Tidak hanya mengkritisi metode dan keredaksian penyusunan soal yang terlalu panjang, Sudarmaji yang telah 31 menggeluti dunia pendidikan bagi siswa berkepribadian khusus juga menyebut bobot pertanyaan pada naskah UN kurang menyesuaikan standar kemampuan siswa luar biasa di daerah.

Indikasi itu, disebutnya jelas terlihat saat siswa menyelesaikan pengerjaan soal pada hari pertama, dimana hampir semua peserta UN mengeluhkan beratnya soal yang barusan dikerjakan.

Pemandangan serupa juga terlihat pada hari kedua dengan mata pelajaran matematika.

"Saya juga berkoordinasi dengan teman-teman pengajar SMPLB di daerah lain yang menyelenggarakan ujian nasional, dan keluhannya rata-rata sama," ujarnya.

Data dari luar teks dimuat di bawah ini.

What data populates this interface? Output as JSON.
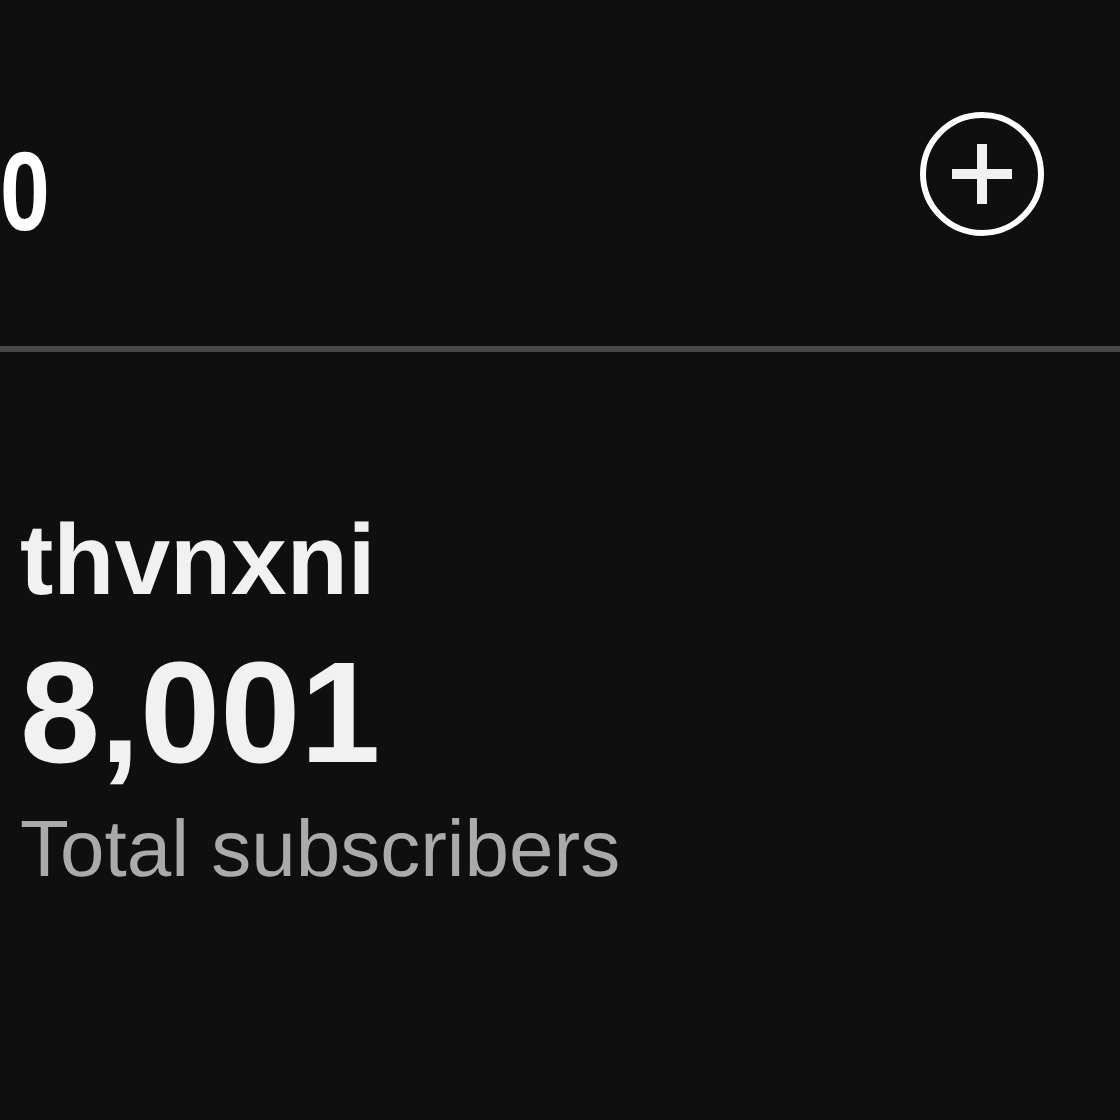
{
  "header": {
    "title": "0"
  },
  "channel": {
    "name": "thvnxni",
    "subscriber_count": "8,001",
    "subscriber_label": "Total subscribers"
  }
}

Ia mensinyalir, tim pembuat naskah UN di pusat kurang mempertimbangkan kesenjangan standar pelajaran ataupun kurikulum antara SMPLB di ibukota dengan di daerah.

"Kami berharap ke depan hal-hal seperti ini harus dievaluasi," cetusnya.

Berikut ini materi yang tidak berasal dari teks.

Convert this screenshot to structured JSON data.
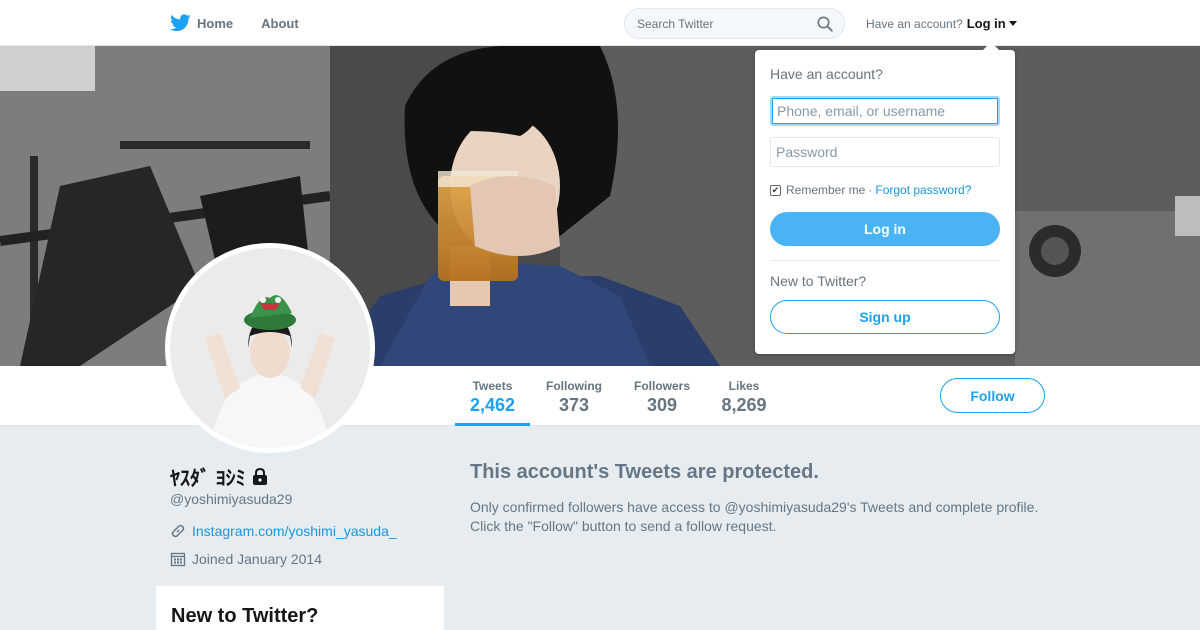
{
  "nav": {
    "home_label": "Home",
    "about_label": "About",
    "search_placeholder": "Search Twitter",
    "have_account_text": "Have an account?",
    "login_label": "Log in"
  },
  "colors": {
    "accent": "#1da1f2",
    "login_button": "#4ab3f4",
    "page_background": "#e6ecf0",
    "muted_text": "#657786"
  },
  "profile_nav": {
    "stats": [
      {
        "label": "Tweets",
        "value": "2,462",
        "active": true
      },
      {
        "label": "Following",
        "value": "373",
        "active": false
      },
      {
        "label": "Followers",
        "value": "309",
        "active": false
      },
      {
        "label": "Likes",
        "value": "8,269",
        "active": false
      }
    ],
    "follow_label": "Follow"
  },
  "profile": {
    "name": "ﾔｽﾀﾞ ﾖｼﾐ",
    "screen_name": "@yoshimiyasuda29",
    "link": "Instagram.com/yoshimi_yasuda_",
    "joined": "Joined January 2014",
    "protected_badge_icon": "lock-icon"
  },
  "sidebar": {
    "new_to_twitter_heading": "New to Twitter?"
  },
  "protected": {
    "title": "This account's Tweets are protected.",
    "line1": "Only confirmed followers have access to @yoshimiyasuda29's Tweets and complete profile.",
    "line2": "Click the \"Follow\" button to send a follow request."
  },
  "login_dropdown": {
    "heading": "Have an account?",
    "username_placeholder": "Phone, email, or username",
    "password_placeholder": "Password",
    "remember_label": "Remember me",
    "separator": "·",
    "forgot_label": "Forgot password?",
    "login_button": "Log in",
    "new_heading": "New to Twitter?",
    "signup_button": "Sign up"
  }
}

Di SMPLB-B Tulungagung, tempat Sudarmaji mengajar, UN diikuti oleh lima siswa tuna rungu.

Ujian nasioanl sejenis juga digelar di SMPLB-A Campurdarat dan SMPLB-D Kalangbret.

Berbeda dengan pelaksanaan UN di sekolah umum/reguler, kata Sudarmaji, siswa SMPLB perlu pendekatan khusus untuk menyemangati mereka mengikuti ujian nasional.

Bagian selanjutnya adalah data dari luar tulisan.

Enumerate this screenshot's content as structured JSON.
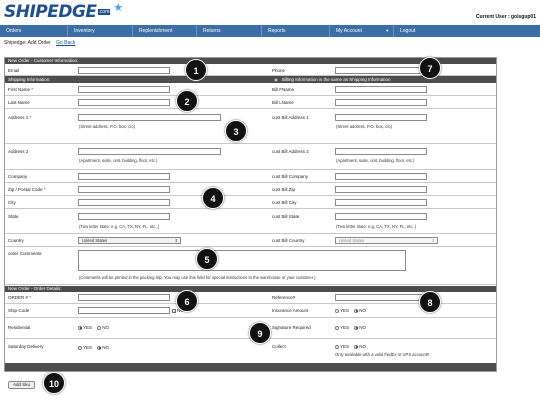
{
  "header": {
    "logo_text": "SHIPEDGE",
    "logo_suffix": ".com",
    "current_user": "Current User : golsgup01"
  },
  "nav": {
    "items": [
      {
        "label": "Orders"
      },
      {
        "label": "Inventory"
      },
      {
        "label": "Replenishment"
      },
      {
        "label": "Returns"
      },
      {
        "label": "Reports"
      },
      {
        "label": "My Account"
      },
      {
        "label": "Logout"
      }
    ],
    "dropdown_arrow": "▼"
  },
  "breadcrumb": {
    "text": "Shipedge: Add Order",
    "back_link": "Go Back"
  },
  "customer_section": {
    "title": "New Order - Customer Information:",
    "email_label": "Email",
    "phone_label": "Phone",
    "shipping_title": "Shipping Information:",
    "billing_same_label": "Billing Information is the same as Shipping Information"
  },
  "shipping": {
    "first_name": "First Name",
    "last_name": "Last Name",
    "address1": "Address 1",
    "address1_hint": "(Street address, P.O. box, c/o)",
    "address2": "Address 2",
    "address2_hint": "(Apartment, suite, unit, building, floor, etc.)",
    "company": "Company",
    "zip": "Zip / Postal Code",
    "city": "City",
    "state": "State",
    "state_hint": "(Two letter state: e.g. CA, TX, NY, FL, etc..)",
    "country": "Country",
    "country_value": "United States"
  },
  "billing": {
    "first_name": "Bill FName",
    "last_name": "Bill LName",
    "address1": "cust Bill Address 1",
    "address1_hint": "(Street address, P.O. box, c/o)",
    "address2": "cust Bill Address 2",
    "address2_hint": "(Apartment, suite, unit, building, floor, etc.)",
    "company": "cust Bill Company",
    "zip": "cust Bill Zip",
    "city": "cust Bill City",
    "state": "cust Bill State",
    "state_hint": "(Two letter state: e.g. CA, TX, NY, FL, etc..)",
    "country": "cust Bill Country",
    "country_value": "United States"
  },
  "comments": {
    "label": "order Comments",
    "hint": "(Comments will be printed in the packing slip. You may use this field for special instructions to the warehouse or your customer.)"
  },
  "order_section": {
    "title": "New Order - Order Details:",
    "order_number": "ORDER #",
    "reference": "Reference#",
    "ship_code": "Ship-Code",
    "ship_code_no": "NO",
    "insurance": "Insurance Amount",
    "residential": "Residential",
    "signature": "Signature Required",
    "saturday": "Saturday Delivery",
    "collect": "Collect",
    "collect_note": "Only available with a valid FedEx or UPS account#",
    "yes": "YES",
    "no": "NO"
  },
  "actions": {
    "add_sku": "Add Sku"
  },
  "markers": [
    "1",
    "2",
    "3",
    "4",
    "5",
    "6",
    "7",
    "8",
    "9",
    "10"
  ],
  "colors": {
    "nav_bg": "#3a6ea5",
    "section_bar": "#4d4d4d",
    "brand": "#1f4f8f",
    "required": "#cc0000"
  }
}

Guru pengajar ataupun panitia penyelenggara UN tingkat sekolah bahkan harus rela "jemput bola" ke rumah para siswa demi memastikan peserta datang ke ruang ujian nasional.

Kondisi tersebut paling parah terjadi di sekolah luar biasa di pelosojk kecamatan/desa, karena biasanya animo siswa dalam mengikuti UN sangat rendah.